Among those with misgivings about the current state of Iraq there is genuine concern about the transformation attempted. This is not a distrust of the Arab capacity to find democracy. It’s an awareness of the difficulty of sweeping revolutionary change. It’s something any good progressive-minded person should have cut their teeth on in the progression from naïve idealist to pragmatist with ideals. Looking at major 20th Century sweeping changes to the cultural landscape, you can see that the successful ones were remarkably circumscribed vs the big ones. Leftists can be proud of civil rights, extensions in the franchises, child welfare laws. They should be ashamed of the seizures of total power and attempts to redraw society utterly that has coloured and twisted the notion of progressive action. This should be bread and butter to the self-styled ‘new left’, as they revile the adherence to Marxist principle and starry-eyed idealism seen in the big left-wing institutions of the UK today. If they could turn it in toward themselves, they might recognise that that their zealous commitment to the Iraq project, with all its embroiled ambitions (from domino theories to transforming the entire middle east, to flypaper strategies for transforming the fight against terrorism into a conventional and finite land war) reeks of the same simplification and dogmatic commitment to project.

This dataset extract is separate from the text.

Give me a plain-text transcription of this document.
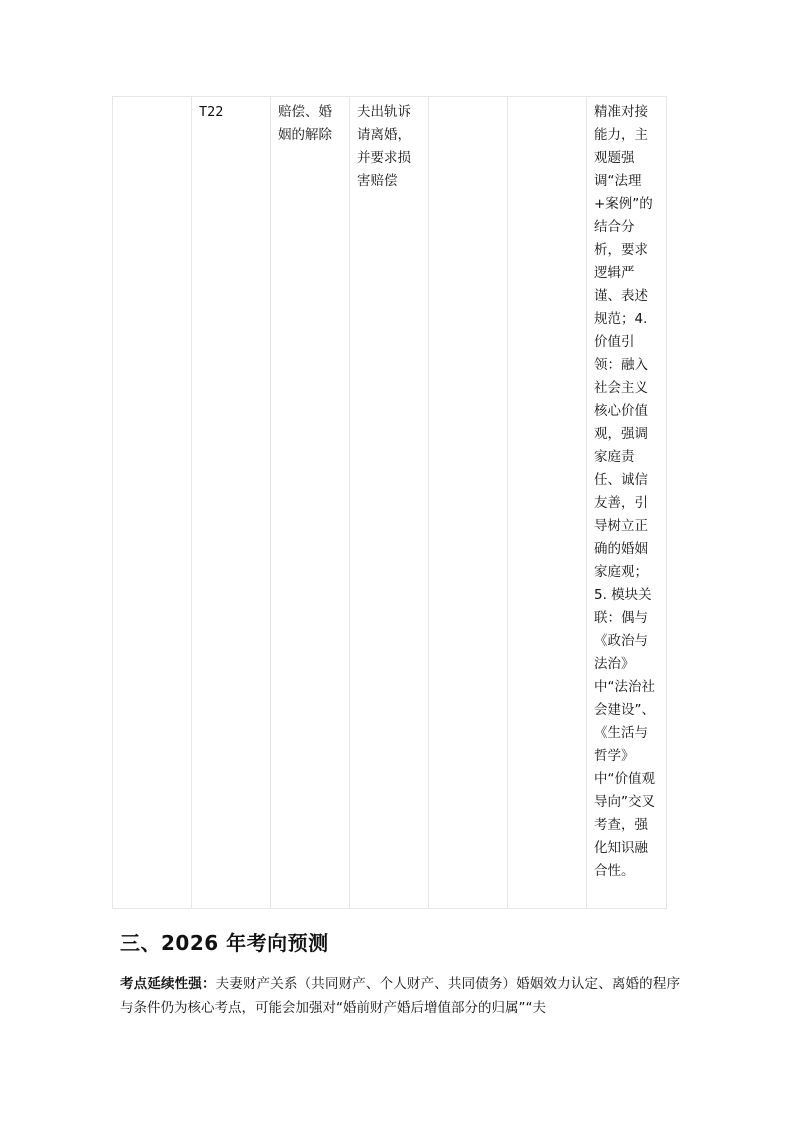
	T22	赔偿、婚姻的解除	夫出轨诉请离婚，并要求损害赔偿			精准对接能力，主观题强调“法理+案例”的结合分析，要求逻辑严谨、表述规范；4. 价值引领：融入社会主义核心价值观，强调家庭责任、诚信友善，引导树立正确的婚姻家庭观；5. 模块关联：偶与《政治与法治》中“法治社会建设”、《生活与哲学》中“价值观导向”交叉考查，强化知识融合性。
三、2026 年考向预测

考点延续性强：夫妻财产关系（共同财产、个人财产、共同债务）婚姻效力认定、离婚的程序与条件仍为核心考点，可能会加强对“婚前财产婚后增值部分的归属”“夫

We all, if we call ourselves left wing, want to change the world for the better (not to imply this is exclusive to the left, but it is a prerequisite of being left-wing). However, not all of us are naïve enough to assume the world is going to skip along with our aspirations. What is being attempted in Iraq is a radical change. Perhaps the prowar left would argue that it is one that will always be radical, and so is wholly necessary. To which the follow-up, and critical step, would be to ascertain whether the proposed plan accounts for the scope of the problem in question. Will there be intricate planning for multiple, complex contingencies? Do we know what the short, mid and long term goals are and have we weighed a cost-benefit analysis? Could we do more good with the same resources elsewhere, or at less risk?
Some people did the job, and they found the proposals wanting. That’s the issue at hand, not Saddam-loving or Arab hating. I hope such claims will die down once people realise their ridiculousness. But I’m not holding my breath.